3. I used a hash as the basis for the object in the client code:

          bless { token => $token } => $pkg;

   Since the hash has only one element, I didn't need to have a hash
   at all; I might have just blessed $token itself:

          bless \$token => $pkg;

   Then for example, _ans_file would have become:

        sub _ans_file {
          "$HOME/a/${$_[0]}";
        }

   In such cases I usually use a hash for two reasons: I feel that the
   code is clearer (you have the syntactic marker 'token' as a
   signpost wherever the token member data is being used), and also
   because objects often acquire more member data later on, and it's
   easy to add another member to a hash.  Andreas opted to just return
   a reblessed IO::Select object, which is very simple.

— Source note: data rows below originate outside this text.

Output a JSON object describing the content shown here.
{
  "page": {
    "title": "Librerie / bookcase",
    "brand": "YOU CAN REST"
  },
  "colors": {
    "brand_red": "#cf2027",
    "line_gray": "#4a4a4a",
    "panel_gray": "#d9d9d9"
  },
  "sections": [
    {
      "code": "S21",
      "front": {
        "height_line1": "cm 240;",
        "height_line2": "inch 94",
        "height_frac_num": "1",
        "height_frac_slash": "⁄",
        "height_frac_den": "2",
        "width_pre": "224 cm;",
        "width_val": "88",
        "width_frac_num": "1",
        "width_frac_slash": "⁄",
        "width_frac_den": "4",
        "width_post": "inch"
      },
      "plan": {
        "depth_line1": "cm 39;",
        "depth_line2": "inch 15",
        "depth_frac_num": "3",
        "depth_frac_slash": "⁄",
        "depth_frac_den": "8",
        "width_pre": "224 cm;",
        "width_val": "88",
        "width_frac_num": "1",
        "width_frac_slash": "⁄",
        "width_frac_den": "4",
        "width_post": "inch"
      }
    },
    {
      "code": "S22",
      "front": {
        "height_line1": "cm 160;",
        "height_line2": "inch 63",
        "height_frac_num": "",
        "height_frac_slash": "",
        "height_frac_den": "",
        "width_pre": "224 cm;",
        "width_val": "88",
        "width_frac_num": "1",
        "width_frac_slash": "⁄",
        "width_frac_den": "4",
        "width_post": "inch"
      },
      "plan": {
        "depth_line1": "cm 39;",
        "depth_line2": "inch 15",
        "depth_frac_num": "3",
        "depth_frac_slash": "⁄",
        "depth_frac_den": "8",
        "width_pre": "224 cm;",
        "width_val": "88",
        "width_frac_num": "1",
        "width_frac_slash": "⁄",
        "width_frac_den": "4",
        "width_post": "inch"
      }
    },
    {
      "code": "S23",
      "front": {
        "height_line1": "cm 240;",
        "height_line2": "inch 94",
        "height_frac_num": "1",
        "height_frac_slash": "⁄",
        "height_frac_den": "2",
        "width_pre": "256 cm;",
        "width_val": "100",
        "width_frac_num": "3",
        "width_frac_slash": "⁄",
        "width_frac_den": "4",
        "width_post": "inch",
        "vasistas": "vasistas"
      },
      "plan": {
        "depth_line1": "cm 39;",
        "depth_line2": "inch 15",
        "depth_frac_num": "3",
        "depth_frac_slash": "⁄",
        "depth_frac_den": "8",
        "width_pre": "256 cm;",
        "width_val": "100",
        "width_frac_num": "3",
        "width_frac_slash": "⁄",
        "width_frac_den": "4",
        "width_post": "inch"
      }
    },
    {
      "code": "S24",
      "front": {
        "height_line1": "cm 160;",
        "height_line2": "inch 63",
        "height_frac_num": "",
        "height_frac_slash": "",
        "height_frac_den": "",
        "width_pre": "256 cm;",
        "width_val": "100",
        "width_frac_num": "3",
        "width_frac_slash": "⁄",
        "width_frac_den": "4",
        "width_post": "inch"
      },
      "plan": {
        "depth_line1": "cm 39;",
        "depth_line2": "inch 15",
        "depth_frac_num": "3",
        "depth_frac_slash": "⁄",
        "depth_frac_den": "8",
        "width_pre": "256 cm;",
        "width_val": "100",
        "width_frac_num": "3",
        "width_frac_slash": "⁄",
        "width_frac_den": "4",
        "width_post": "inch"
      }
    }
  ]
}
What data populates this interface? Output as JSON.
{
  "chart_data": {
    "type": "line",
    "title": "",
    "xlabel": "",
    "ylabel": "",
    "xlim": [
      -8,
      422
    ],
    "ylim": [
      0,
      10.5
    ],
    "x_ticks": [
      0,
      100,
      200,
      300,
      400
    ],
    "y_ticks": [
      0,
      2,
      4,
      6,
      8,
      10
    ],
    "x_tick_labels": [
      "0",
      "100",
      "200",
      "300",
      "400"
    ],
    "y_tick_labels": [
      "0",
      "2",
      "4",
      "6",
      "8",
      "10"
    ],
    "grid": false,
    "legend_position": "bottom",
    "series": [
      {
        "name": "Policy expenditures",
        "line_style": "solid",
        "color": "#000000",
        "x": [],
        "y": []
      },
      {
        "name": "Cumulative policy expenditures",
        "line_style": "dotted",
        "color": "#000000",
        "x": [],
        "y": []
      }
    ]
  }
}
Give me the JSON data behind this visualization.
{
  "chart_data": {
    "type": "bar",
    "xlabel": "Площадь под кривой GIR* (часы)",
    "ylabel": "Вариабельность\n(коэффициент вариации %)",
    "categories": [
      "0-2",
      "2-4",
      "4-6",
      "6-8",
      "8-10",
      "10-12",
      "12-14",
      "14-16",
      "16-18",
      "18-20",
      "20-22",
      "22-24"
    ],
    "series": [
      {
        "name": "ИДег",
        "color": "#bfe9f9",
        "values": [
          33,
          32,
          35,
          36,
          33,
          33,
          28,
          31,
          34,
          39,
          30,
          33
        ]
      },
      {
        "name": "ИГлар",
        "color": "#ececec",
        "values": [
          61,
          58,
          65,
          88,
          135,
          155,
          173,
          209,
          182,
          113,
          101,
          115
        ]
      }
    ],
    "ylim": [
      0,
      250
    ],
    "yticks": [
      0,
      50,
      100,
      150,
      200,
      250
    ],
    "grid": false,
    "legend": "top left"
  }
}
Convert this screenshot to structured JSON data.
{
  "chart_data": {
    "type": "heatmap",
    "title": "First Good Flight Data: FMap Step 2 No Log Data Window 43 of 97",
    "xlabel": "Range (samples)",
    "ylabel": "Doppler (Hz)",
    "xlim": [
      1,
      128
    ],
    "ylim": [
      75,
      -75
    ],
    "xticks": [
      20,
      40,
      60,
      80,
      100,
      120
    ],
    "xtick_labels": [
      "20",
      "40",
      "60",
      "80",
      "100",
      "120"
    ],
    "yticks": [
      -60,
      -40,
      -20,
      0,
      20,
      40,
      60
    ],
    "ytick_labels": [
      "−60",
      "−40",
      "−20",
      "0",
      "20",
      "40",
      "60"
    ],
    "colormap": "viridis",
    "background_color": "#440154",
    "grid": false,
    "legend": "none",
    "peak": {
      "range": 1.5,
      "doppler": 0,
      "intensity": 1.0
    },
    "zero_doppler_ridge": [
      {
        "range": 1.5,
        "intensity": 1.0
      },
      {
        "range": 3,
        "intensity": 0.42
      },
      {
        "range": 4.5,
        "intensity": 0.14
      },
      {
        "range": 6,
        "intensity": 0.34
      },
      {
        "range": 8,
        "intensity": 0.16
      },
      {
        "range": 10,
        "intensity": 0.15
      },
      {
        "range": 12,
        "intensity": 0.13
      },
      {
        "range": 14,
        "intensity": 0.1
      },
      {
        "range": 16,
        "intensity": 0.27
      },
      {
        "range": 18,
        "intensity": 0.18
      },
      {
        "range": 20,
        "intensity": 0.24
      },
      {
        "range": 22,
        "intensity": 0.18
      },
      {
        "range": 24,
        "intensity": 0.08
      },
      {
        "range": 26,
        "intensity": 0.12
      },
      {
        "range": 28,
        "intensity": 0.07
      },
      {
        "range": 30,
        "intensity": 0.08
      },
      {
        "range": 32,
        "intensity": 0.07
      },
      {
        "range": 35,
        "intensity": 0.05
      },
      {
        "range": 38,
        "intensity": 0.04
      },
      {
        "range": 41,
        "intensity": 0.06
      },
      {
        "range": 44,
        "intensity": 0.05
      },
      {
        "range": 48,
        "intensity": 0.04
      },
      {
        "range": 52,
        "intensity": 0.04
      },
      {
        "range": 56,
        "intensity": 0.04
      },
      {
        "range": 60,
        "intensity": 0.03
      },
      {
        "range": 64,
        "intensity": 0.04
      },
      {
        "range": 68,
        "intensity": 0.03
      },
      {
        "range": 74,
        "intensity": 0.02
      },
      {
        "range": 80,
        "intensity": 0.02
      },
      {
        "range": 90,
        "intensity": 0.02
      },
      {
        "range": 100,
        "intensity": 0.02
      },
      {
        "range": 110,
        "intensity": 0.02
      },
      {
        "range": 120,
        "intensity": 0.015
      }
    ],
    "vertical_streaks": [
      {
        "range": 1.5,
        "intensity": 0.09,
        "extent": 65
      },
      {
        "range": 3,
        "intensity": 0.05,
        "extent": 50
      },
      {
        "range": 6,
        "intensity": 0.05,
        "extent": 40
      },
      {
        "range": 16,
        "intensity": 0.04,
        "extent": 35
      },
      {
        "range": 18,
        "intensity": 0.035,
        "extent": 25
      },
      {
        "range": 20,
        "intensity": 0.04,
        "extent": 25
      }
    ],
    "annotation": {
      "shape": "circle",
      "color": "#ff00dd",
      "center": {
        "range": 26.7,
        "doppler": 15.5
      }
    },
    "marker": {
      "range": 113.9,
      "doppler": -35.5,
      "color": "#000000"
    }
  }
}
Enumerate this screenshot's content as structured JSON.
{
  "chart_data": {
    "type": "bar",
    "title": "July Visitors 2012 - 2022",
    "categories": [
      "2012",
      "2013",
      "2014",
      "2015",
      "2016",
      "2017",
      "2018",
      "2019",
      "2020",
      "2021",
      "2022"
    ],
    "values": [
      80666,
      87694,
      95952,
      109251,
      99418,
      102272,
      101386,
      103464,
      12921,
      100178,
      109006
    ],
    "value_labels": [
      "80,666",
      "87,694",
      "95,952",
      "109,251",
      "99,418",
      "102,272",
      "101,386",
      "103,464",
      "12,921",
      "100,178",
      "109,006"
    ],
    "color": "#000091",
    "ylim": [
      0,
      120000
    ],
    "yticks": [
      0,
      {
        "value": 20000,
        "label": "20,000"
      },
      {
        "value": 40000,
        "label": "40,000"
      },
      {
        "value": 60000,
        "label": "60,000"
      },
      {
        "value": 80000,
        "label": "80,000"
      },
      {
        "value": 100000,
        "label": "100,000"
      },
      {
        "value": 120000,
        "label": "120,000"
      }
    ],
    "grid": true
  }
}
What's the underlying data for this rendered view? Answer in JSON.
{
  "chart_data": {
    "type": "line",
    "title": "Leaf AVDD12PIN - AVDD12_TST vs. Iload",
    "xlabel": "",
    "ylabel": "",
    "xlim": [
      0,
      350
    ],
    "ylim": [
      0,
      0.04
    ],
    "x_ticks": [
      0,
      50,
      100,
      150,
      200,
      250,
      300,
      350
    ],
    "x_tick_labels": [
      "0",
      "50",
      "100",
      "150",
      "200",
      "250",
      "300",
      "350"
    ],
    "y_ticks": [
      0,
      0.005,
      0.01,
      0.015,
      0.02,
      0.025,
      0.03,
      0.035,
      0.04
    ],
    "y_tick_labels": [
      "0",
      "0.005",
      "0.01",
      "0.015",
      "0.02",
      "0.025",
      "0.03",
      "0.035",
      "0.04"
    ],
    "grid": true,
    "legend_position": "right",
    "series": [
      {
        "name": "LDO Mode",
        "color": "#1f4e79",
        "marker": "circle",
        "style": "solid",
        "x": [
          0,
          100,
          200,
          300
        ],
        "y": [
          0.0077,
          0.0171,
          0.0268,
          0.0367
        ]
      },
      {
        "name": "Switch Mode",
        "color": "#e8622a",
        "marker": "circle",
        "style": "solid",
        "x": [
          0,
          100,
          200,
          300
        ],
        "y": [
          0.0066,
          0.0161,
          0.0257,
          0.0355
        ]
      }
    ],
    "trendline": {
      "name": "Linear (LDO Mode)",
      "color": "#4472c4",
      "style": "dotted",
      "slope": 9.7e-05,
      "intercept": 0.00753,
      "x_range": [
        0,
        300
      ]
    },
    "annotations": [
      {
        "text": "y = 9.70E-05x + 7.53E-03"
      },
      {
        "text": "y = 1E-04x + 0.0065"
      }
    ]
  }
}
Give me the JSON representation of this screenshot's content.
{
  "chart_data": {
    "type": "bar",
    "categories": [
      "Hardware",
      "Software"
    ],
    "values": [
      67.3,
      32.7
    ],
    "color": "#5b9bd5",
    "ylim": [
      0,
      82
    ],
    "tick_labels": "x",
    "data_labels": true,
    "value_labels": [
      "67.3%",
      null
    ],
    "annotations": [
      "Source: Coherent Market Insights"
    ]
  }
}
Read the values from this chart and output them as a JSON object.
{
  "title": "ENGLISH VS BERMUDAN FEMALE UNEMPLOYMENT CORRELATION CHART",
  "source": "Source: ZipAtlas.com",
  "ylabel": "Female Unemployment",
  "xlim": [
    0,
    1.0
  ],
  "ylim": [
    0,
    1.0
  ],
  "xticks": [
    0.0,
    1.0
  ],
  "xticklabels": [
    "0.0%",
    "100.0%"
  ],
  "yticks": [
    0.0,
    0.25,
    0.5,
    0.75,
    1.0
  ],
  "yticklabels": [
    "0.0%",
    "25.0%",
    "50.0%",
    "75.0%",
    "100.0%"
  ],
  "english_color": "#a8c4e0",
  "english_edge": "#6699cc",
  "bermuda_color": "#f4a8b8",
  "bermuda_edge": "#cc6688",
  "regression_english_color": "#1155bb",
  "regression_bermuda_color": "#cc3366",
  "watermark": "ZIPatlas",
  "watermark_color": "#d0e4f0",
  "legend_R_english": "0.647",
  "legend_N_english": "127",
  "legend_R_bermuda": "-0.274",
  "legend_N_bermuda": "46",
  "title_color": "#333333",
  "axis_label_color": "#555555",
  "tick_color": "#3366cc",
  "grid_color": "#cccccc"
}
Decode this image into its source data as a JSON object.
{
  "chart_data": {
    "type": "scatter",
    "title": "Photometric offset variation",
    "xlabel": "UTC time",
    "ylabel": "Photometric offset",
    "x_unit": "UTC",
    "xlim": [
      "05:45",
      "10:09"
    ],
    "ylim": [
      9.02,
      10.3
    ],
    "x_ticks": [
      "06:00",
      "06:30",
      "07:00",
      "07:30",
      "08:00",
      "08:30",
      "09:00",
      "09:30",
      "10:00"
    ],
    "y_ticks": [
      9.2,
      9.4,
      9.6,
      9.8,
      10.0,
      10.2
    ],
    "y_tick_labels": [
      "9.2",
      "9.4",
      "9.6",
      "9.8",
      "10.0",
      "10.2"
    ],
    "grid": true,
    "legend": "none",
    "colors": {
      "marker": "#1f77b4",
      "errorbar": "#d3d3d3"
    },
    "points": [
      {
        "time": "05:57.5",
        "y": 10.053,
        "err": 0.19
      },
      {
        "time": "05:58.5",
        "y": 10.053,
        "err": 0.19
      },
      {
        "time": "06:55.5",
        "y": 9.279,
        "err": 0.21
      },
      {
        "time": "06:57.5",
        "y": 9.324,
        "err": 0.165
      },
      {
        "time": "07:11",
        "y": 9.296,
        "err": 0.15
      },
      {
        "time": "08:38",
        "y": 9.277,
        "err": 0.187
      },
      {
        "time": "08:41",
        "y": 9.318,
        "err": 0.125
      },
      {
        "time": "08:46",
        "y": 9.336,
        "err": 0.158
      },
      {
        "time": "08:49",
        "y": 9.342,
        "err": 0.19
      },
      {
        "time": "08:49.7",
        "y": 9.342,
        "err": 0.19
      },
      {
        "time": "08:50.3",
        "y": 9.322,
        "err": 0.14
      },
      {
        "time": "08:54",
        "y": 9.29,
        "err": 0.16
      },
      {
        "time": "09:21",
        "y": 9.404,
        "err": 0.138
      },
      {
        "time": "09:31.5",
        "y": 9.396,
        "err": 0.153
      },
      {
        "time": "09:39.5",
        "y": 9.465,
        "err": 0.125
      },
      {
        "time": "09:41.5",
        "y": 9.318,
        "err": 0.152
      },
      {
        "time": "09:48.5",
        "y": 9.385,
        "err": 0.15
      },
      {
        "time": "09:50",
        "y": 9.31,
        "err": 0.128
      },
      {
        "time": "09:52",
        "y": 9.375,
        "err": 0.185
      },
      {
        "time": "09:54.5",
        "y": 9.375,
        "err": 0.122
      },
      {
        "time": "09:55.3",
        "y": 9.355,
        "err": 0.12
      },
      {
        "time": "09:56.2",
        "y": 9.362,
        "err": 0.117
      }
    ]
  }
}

4. One person said he didn't do it because he didn't like my
   interface.  He wanted to do it with an event loop with a callback.
   I think that's rather silly.  The interface I specified is very
   generic.  It would be very easy to add an event loop interface
   around it, or to incorporate it into any sort of event loop
   framework.  The reverse is not true.

5. Someone sent me private email, asking if this was a silly quiz
   question, since there is a feature of Net::DNS that makes
   asynchronous queries.  

   I don't think it is silly, for two reasons.  First, the design of
   such a facility is of interest by itself.  (Or at least, I thought
   it would be of interest.)  And second, unlike Net::DNS, it's easy
   to turn this library into a generic asynchonrous computation
   service; just changing a few lines of either my solution or
   Andreas's will make it into a library for asynchronously requesting
   web pages, or asynchronously sending email, or asynchronously
   performing any computation at all:

        while (1) {
          my @queries = find_queries();
          for my $q (@queries) {
            my $result = eval($q->{code});
            record_answer($q->{token}, $result);
          }
        }

   I don't think Net::DNS is going to do this.


Thanks again for your interest.  I will send another quiz tomorrow.